Senators yesterday rejected a group of Republican amendments, including a proposal by Tea Party-backed Utah Senator Mike Lee that would have phased the bank out of existence and barred new loans as of June 1, 2013. Under an agreement reached yesterday, each amendment needed 60 votes for adoption.

‘Corporate Welfare’

“We need to end the corporate welfare that distorts the market and supports crony capitalism,” Lee said on the Senate floor. “What’s best for American businesses is getting the federal government out of their way.”

In the House, 93 Republicans -- more than one-third of the party’s members in that chamber -- voted against reauthorizing the bank’s charter.

A group of U.S. carriers led by Atlanta-based Delta Air Lines Inc. sued the bank in November, contending that its financing for non-U.S. competitors, such as Air India Ltd., may harm domestic industries.

Delta spokesman Trebor Banstetter said that the legislation represents a “step toward much-needed reforms.” The company said the measure “requires the bank to hear the views of adversely affected U.S. companies before it acts” and that it “directs the administration to seek an end to the government-backed financing of large-cabin aircraft sales through international negotiations.”

‘Out of Control’

Two groups that support smaller government and lower taxes, Heritage Action and the Club for Growth, have urged lawmakers to oppose the measure.

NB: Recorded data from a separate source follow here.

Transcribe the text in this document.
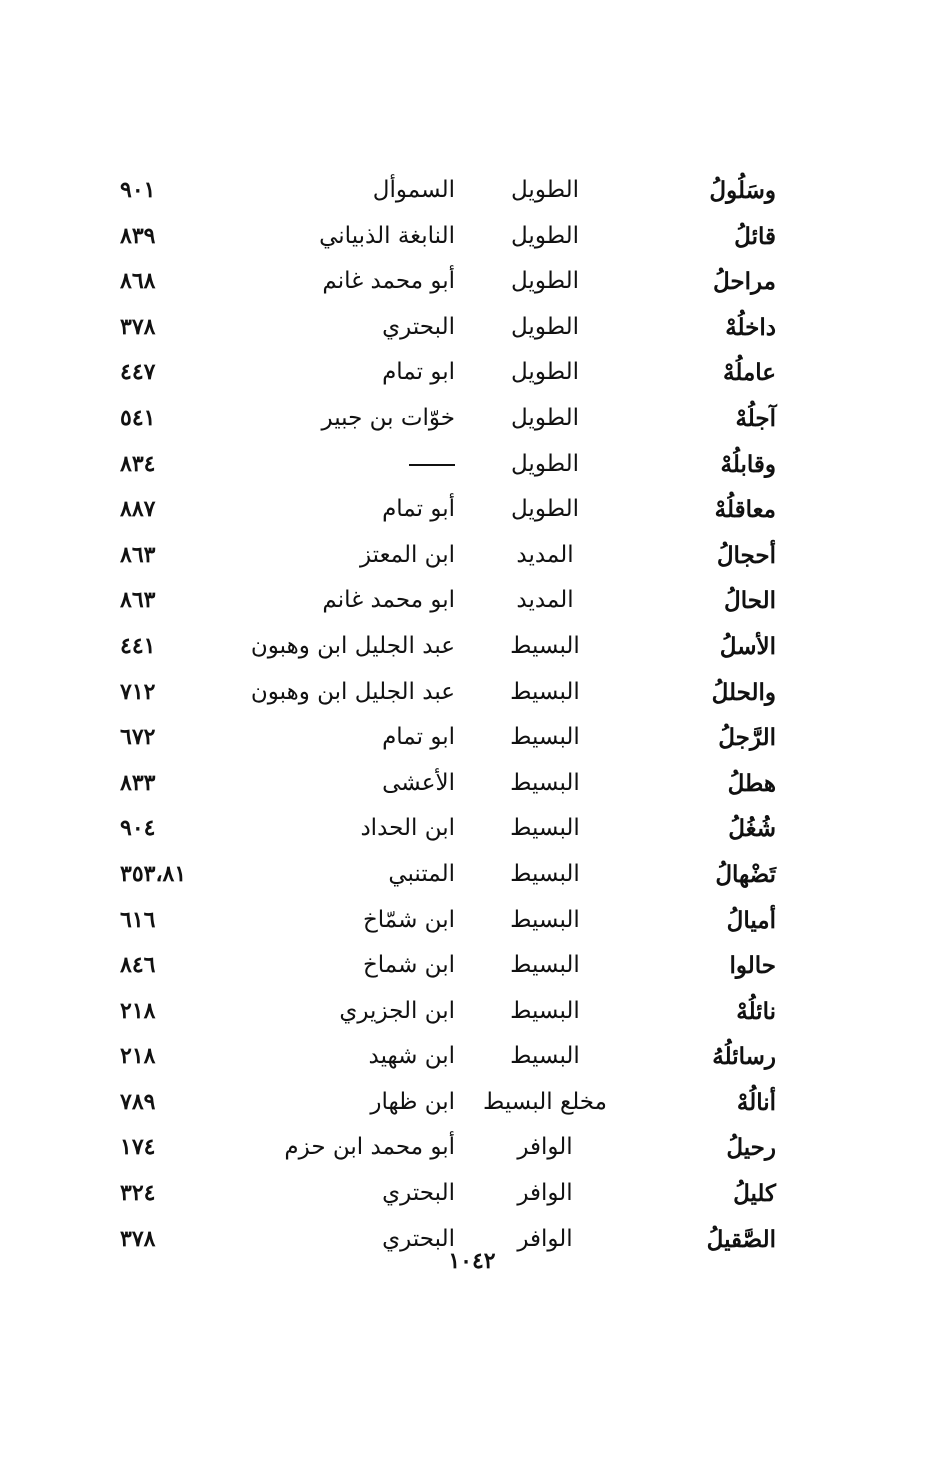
وسَلُولُ
الطويل
السموأل
٩٠١
قائلُ
الطويل
النابغة الذبياني
٨٣٩
مراحلُ
الطويل
أبو محمد غانم
٨٦٨
داخلُهْ
الطويل
البحتري
٣٧٨
عاملُهْ
الطويل
ابو تمام
٤٤٧
آجلُهْ
الطويل
خوّات بن جبير
٥٤١
وقابلُهْ
الطويل
٨٣٤
معاقلُهْ
الطويل
أبو تمام
٨٨٧
أحجالُ
المديد
ابن المعتز
٨٦٣
الحالُ
المديد
ابو محمد غانم
٨٦٣
الأسلُ
البسيط
عبد الجليل ابن وهبون
٤٤١
والحللُ
البسيط
عبد الجليل ابن وهبون
٧١٢
الرَّجلُ
البسيط
ابو تمام
٦٧٢
هطلُ
البسيط
الأعشى
٨٣٣
شُغُلُ
البسيط
ابن الحداد
٩٠٤
تَضْهالُ
البسيط
المتنبي
٣٥٣،٨١
أميالُ
البسيط
ابن شمّاخ
٦١٦
حالوا
البسيط
ابن شماخ
٨٤٦
نائلُهْ
البسيط
ابن الجزيري
٢١٨
رسائلُهُ
البسيط
ابن شهيد
٢١٨
أنالُهْ
مخلع البسيط
ابن ظهار
٧٨٩
رحيلُ
الوافر
أبو محمد ابن حزم
١٧٤
كليلُ
الوافر
البحتري
٣٢٤
الصَّقيلُ
الوافر
البحتري
٣٧٨
١٠٤٢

“The size of government is out of control,” Club for Growth President Chris Chocola said in an interview last month. “Any reauthorization is going to expose the taxpayers” to default.

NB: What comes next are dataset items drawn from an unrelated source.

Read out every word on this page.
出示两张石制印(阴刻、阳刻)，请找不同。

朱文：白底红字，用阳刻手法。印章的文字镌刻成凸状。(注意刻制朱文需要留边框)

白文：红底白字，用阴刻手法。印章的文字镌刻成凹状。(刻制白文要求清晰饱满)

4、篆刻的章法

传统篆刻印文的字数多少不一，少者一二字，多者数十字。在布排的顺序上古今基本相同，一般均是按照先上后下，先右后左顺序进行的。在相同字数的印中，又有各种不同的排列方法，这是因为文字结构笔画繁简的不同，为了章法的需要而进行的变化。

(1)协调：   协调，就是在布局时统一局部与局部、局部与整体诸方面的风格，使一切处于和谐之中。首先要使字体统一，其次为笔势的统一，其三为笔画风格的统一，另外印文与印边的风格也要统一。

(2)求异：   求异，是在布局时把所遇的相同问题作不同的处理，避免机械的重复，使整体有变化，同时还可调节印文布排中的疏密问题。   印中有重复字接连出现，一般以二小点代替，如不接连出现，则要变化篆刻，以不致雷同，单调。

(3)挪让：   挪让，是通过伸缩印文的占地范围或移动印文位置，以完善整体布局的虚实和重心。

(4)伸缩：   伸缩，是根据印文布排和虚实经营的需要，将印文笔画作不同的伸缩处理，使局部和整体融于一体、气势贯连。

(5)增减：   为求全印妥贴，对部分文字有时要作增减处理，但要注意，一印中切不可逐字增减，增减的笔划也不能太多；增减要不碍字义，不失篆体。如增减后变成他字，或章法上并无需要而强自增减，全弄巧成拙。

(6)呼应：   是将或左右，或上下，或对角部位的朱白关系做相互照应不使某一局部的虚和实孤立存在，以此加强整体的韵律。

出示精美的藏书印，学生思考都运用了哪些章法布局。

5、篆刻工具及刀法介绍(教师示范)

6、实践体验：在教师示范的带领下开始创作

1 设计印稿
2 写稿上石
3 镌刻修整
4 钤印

Heritage Action’s communications director, Dan Holler, said in a telephone interview that Congress’s move to renew the bank’s charter represents “a missed opportunity for Republicans” to eliminate a government entity and make the case that Obama’s policies promote “crony capitalism.”

Washington-based industry groups supporting renewal of the lender’s charter include the U.S. Chamber of Commerce and the National Association of Manufacturers, both of which count U.S. exporters among their members.

The Export-Import Bank “is one of the only tools manufacturers in the United States have to counter hundreds of billions of dollars in export financing that foreign governments offer to their exporters,” the National Association of Manufacturers said in a letter to senators.